Let $\mathbb R$ be the real line with its additive group structure and euclidean topology. We want to prove that the real line is indeed a topological group. Let $i:\mathbb R \to \mathbb R$, defined by $i(x)=-x$ and $m:\mathbb R \times \mathbb R \to \mathbb R$ defined by $m(x,y)= x+y$. we have to prove the following: (a) $i$ is continuous (b) $m$ is continuous.

(a) By a real analysis argument we know that $i$ is continuous, because $i$ is a polynomial function with real coefficients.

(b) We know that the projection $\Pi_1:X\times Y \to X$, $\Pi_1(x,y)=x$, where $X$ and $Y$ are topological spaces, is always continuous because for any open subset $U$ of X, we have $\Pi^{-1}(U)=U\times Y$ a open subset of $X \times Y$.

With the same argument the projection $\Pi_2:X\times Y \to Y$, $\Pi_2(x,y)=y$, where $X$ and $Y$ are topological spaces, is also continuous.

So by a real analysis argument which claims that the sum of continuous functions is continuous and as we know $m =\Pi_1 +\Pi_2$, then m is continuous.

Addition is continuous because of the familiar 'addition law for limits':

$$\lim x_n=x \text{ and }\lim y_n=y\ \Rightarrow \lim (x_n+y_n)=x+y.$$

Let $g_1,g_2 \in \mathbb{R}$ and $\epsilon>0$.

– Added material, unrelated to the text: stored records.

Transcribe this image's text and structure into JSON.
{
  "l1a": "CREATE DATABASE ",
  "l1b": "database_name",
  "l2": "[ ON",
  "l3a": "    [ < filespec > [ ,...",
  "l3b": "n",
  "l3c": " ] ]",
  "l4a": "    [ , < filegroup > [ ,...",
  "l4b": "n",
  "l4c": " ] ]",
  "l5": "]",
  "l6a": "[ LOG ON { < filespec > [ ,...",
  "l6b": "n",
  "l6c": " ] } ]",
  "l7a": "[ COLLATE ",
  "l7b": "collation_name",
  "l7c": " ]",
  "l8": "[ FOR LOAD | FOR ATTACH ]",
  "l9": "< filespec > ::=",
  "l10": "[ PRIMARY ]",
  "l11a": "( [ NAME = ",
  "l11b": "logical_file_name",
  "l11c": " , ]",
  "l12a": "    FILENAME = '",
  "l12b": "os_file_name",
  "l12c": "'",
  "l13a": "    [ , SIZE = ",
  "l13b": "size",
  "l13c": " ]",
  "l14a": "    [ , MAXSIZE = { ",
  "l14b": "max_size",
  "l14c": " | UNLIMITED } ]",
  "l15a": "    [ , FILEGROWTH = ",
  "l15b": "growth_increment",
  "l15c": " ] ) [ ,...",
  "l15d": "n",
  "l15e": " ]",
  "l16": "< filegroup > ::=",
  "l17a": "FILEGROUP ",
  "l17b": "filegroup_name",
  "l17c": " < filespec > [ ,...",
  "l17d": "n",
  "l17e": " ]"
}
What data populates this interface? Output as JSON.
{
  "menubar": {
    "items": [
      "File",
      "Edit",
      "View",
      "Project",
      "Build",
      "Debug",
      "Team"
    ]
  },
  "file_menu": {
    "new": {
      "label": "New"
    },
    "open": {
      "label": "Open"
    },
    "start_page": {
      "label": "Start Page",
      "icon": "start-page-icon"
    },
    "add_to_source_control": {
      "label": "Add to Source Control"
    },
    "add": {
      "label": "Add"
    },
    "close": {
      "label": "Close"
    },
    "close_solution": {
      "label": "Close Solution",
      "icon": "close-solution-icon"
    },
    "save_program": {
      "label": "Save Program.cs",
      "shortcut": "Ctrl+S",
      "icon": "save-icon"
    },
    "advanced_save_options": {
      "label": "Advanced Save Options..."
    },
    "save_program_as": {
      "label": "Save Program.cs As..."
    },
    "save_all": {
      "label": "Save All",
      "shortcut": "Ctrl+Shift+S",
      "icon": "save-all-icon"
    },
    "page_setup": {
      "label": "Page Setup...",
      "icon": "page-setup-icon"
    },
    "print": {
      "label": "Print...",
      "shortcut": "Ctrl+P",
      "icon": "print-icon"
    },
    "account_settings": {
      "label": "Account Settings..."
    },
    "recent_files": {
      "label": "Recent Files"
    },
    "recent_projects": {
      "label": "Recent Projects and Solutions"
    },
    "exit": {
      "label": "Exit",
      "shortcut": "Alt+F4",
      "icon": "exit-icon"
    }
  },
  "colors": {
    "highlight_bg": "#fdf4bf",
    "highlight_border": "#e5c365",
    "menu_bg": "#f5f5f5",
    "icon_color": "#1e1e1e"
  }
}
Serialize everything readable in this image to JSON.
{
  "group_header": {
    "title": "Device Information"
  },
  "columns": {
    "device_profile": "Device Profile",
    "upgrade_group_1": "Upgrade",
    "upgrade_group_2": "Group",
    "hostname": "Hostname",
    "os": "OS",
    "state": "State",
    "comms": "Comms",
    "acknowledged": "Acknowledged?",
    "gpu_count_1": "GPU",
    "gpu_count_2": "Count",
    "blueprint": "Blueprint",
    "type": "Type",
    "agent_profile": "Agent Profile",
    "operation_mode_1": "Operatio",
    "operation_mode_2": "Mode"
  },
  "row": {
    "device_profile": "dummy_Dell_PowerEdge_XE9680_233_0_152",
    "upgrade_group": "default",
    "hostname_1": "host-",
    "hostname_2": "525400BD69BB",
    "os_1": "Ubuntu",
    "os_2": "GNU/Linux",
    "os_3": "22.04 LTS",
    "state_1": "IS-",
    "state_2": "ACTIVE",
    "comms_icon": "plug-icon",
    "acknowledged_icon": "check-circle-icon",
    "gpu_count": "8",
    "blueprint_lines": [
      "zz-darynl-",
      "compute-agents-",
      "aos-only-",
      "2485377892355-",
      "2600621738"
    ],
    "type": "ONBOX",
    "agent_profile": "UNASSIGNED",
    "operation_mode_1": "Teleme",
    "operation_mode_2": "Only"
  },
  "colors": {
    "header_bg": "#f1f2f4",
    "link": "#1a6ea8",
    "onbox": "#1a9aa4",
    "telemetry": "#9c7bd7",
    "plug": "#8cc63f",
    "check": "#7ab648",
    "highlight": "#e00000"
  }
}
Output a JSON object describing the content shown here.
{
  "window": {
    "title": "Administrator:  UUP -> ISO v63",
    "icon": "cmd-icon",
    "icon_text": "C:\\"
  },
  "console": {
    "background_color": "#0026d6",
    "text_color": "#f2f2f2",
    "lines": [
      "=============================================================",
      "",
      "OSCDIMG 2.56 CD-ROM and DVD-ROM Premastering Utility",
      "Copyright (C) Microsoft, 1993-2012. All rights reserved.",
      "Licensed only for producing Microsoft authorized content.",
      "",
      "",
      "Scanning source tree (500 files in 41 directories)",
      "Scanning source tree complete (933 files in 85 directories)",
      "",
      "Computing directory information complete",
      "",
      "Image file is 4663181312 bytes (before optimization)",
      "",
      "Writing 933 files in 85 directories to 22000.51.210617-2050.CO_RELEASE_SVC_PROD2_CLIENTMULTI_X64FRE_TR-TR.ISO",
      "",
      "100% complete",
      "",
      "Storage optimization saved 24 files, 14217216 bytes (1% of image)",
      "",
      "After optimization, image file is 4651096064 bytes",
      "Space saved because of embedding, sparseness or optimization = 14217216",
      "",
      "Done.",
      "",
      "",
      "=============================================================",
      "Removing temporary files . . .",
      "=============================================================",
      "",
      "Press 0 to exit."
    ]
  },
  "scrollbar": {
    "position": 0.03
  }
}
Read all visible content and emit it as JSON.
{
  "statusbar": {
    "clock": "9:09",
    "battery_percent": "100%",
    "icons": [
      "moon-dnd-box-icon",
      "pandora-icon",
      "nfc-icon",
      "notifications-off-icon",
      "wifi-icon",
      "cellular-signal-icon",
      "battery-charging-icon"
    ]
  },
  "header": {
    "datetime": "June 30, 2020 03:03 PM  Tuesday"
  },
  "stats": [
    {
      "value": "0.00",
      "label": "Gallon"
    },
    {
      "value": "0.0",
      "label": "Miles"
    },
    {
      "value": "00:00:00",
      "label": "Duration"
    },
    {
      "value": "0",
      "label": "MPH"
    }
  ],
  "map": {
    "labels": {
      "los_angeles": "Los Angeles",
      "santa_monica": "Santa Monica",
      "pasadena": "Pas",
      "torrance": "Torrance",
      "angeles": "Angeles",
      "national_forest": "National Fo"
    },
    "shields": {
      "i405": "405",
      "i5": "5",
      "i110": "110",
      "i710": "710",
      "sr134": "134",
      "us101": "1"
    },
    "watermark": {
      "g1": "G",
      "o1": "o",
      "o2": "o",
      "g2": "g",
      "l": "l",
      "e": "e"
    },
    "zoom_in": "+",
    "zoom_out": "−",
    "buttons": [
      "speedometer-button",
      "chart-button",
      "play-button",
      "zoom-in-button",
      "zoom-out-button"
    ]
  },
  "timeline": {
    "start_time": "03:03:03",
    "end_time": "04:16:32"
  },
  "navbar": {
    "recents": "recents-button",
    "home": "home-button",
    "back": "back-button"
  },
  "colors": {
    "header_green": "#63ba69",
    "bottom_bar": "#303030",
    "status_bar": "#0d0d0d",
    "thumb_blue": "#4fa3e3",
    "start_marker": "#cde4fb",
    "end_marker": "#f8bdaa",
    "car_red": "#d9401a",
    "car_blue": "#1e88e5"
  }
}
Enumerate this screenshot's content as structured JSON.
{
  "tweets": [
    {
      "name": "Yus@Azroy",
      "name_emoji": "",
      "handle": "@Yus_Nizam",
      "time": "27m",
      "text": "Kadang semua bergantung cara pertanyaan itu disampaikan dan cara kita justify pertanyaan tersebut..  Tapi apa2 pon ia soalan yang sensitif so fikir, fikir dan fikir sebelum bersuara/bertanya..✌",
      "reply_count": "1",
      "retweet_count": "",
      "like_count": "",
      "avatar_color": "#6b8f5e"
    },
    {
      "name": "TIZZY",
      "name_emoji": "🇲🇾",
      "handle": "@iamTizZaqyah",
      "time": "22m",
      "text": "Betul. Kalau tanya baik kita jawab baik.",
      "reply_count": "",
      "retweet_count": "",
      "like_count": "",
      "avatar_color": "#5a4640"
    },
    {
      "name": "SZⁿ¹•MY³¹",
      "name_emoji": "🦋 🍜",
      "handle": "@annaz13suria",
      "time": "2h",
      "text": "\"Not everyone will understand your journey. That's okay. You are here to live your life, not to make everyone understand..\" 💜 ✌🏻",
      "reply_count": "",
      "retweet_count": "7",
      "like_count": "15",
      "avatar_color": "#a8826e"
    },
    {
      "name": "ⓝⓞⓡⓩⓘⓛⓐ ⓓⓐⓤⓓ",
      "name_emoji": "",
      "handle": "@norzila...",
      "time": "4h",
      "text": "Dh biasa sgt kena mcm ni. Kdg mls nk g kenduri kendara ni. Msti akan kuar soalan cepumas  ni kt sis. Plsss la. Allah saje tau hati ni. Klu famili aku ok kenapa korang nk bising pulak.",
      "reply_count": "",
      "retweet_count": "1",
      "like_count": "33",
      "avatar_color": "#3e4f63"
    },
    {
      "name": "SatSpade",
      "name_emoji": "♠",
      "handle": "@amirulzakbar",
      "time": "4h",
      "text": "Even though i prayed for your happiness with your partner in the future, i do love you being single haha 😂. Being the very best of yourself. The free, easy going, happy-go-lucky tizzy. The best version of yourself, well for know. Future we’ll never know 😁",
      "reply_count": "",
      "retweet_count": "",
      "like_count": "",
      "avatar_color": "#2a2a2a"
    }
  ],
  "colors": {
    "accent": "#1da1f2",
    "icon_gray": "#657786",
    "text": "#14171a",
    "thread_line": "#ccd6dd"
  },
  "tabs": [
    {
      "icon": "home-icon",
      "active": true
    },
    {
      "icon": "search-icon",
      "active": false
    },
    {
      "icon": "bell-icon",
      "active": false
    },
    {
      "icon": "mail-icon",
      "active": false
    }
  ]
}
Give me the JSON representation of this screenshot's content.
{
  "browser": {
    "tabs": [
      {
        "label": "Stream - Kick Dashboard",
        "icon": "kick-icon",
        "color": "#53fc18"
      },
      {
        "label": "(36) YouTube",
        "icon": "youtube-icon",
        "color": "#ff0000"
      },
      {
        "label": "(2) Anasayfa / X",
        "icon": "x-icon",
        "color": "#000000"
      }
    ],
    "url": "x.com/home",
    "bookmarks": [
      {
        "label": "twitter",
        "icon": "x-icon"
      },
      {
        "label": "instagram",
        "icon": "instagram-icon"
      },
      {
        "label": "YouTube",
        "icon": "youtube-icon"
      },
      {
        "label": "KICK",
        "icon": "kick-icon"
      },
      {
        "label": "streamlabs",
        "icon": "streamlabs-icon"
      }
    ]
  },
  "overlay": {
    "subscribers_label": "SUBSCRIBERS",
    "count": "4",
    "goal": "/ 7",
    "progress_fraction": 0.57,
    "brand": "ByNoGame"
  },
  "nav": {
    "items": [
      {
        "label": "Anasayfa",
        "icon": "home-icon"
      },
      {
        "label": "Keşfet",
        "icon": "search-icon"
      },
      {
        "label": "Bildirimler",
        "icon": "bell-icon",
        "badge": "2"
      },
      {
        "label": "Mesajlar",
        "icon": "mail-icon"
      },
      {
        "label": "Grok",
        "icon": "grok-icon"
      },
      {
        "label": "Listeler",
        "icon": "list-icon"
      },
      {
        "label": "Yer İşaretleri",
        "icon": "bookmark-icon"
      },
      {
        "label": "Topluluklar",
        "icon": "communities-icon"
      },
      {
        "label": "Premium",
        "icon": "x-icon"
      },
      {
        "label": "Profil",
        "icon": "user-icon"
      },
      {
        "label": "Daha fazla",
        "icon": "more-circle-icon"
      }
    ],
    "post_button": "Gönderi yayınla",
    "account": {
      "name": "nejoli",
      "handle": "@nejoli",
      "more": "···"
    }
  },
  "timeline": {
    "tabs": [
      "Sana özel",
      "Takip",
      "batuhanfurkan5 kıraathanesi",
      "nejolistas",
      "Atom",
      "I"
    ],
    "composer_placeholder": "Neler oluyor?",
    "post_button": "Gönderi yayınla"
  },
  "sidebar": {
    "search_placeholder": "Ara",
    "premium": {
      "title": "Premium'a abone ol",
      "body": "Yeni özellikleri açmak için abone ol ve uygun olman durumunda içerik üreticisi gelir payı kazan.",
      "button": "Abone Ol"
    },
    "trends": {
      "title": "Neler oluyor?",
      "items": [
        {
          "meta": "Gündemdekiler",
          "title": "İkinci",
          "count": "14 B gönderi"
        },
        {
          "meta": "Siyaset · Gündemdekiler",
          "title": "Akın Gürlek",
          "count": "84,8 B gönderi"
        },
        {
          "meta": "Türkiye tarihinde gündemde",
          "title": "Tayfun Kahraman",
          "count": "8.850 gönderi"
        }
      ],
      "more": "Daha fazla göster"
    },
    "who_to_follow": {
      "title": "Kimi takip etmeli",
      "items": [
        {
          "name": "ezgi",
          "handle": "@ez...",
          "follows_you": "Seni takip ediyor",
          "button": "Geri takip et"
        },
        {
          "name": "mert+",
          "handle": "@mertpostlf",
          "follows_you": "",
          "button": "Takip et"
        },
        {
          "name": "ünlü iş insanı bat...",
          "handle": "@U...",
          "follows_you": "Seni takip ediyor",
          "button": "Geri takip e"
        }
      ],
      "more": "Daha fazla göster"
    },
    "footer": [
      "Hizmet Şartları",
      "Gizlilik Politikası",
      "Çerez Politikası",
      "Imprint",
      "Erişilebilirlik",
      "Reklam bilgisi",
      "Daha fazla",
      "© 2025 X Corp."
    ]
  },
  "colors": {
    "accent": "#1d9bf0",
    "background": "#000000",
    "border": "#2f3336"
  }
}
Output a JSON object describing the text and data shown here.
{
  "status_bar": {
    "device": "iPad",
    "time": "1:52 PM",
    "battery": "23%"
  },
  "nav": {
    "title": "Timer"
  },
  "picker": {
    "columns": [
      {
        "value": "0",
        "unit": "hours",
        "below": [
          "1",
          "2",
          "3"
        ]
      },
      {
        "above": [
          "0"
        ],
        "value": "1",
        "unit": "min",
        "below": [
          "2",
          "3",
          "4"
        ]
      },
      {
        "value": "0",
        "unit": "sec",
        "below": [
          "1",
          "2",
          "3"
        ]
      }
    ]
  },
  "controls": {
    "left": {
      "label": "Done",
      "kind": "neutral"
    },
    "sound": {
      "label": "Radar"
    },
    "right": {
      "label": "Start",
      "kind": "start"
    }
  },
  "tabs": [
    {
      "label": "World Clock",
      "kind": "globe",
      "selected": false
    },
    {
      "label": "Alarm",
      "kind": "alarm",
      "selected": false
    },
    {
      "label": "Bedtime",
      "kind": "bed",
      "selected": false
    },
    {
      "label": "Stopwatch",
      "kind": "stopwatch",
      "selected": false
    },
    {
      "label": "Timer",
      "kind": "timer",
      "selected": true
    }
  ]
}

Then for each $(r_1,r_2)\in (g_1-\frac{\epsilon}{2},g_1+\frac{\epsilon}{2}) \times (g_2-\frac{\epsilon}{2},g_2+\frac{\epsilon}{2})$ we have that $$m(r_1,r_2)=r_1+r_2 \in (m(g_1,g_2)-\epsilon,m(g_1,g_2)+\epsilon) \ .$$

So if the definition for continuous functions you have is:

$f:A\longrightarrow B$ is continuous at $a \in A$ if for every open neighborhood $U$ of $f(a) \in B$ exist an open neighborhood $V$ of $a \in A$ such that $$\forall x \in V \; \Rightarrow\; f(x) \in U \ .$$

then $m$ is continuous.